In the three months following the October 7 attacks, antisemitic incidents in the U.S. have increased 360 percent to 3,283, averaging 34 incidents every day. Of these incidents, 505 occurred on college campuses and 246 in K-12 schools. Nearly 75 percent of Jewish college students in the U.S. have experienced or witnessed antisemitism on their campuses since the current school year started, ranging from vandalism to physical violence.
One would think that academic leaders would take proactive measures to combat antisemitic behavior and protect Jewish students, given these alarming numbers, but many have done the opposite. Shortly after the October 7 attacks, a Cornell University professor was caught on camera telling students he found Hamas’s attacks to be “exhilarating” and “energizing.” More than 100 professors at Columbia University also signed onto a letter defending students seeking to “recontextualize” Hamas’s attacks.
In December, Congress was stunned when three prestigious university presidents sat in front of the House Committee on Education and The Workforce and told Rep. Elise Stefanik that calling for the genocide of Jews only constitutes bullying and harassment “depending on the context,” and when “the speech turns to conduct, it can be harassment.” Thankfully, two of the three have been rightfully removed from their positions.
Leaders who fail to enforce strict policies against abhorrent antisemitic rhetoric and to hold antisemitic professors and students accountable are condoning and encouraging this hate to continue.
That’s why I’ve introduced two pieces of legislation to hold the academic community and perpetrators of antisemitism accountable – the ‘Combatting Antisemitic Messaging & Promoting Unity in School (CAMPUS) Act,’ along with the ‘No Visas for Antisemitic Students Act.’
Under my CAMPUS Act, federal funding would be prohibited from going to institutions of higher education that provide funding, tuition assistance, support or a platform to an organization that engages in antisemitic behavior or fails to hold a faculty member who promotes antisemitism accountable, after being given a period to promptly investigate and appropriately address reported incidents.

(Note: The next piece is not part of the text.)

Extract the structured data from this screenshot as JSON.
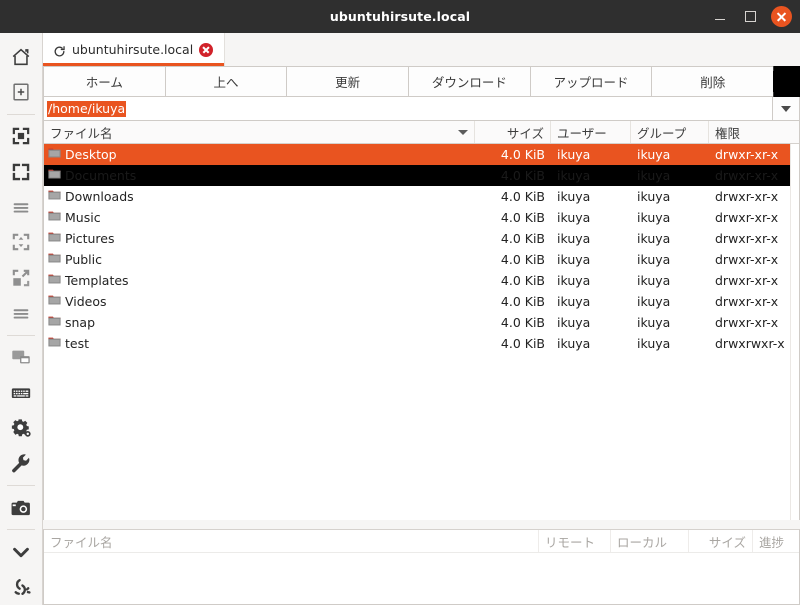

Additionally, my second piece of legislation would revoke student visas of foreign students who engage in antisemitic activities or behavior. Our country, which affords its citizens the freedom of speech, has the highest-ranked education system in the world. Foreign students who wish to further their education here must understand the fine line between protected speech and threatening hate speech that can have deadly consequences for their peers and beyond.
Our universities should be safe places for ideological debate, fostering academic thought and promoting diversity – not a laboratory for professors and university leadership to brainwash students into spewing hateful rhetoric against the Jewish people. It’s my hope that schools will wake up to these blatant antisemitic acts and that Congress will take bipartisan action to pass my legislation so we can eradicate antisemitism and create a safer learning environment for all.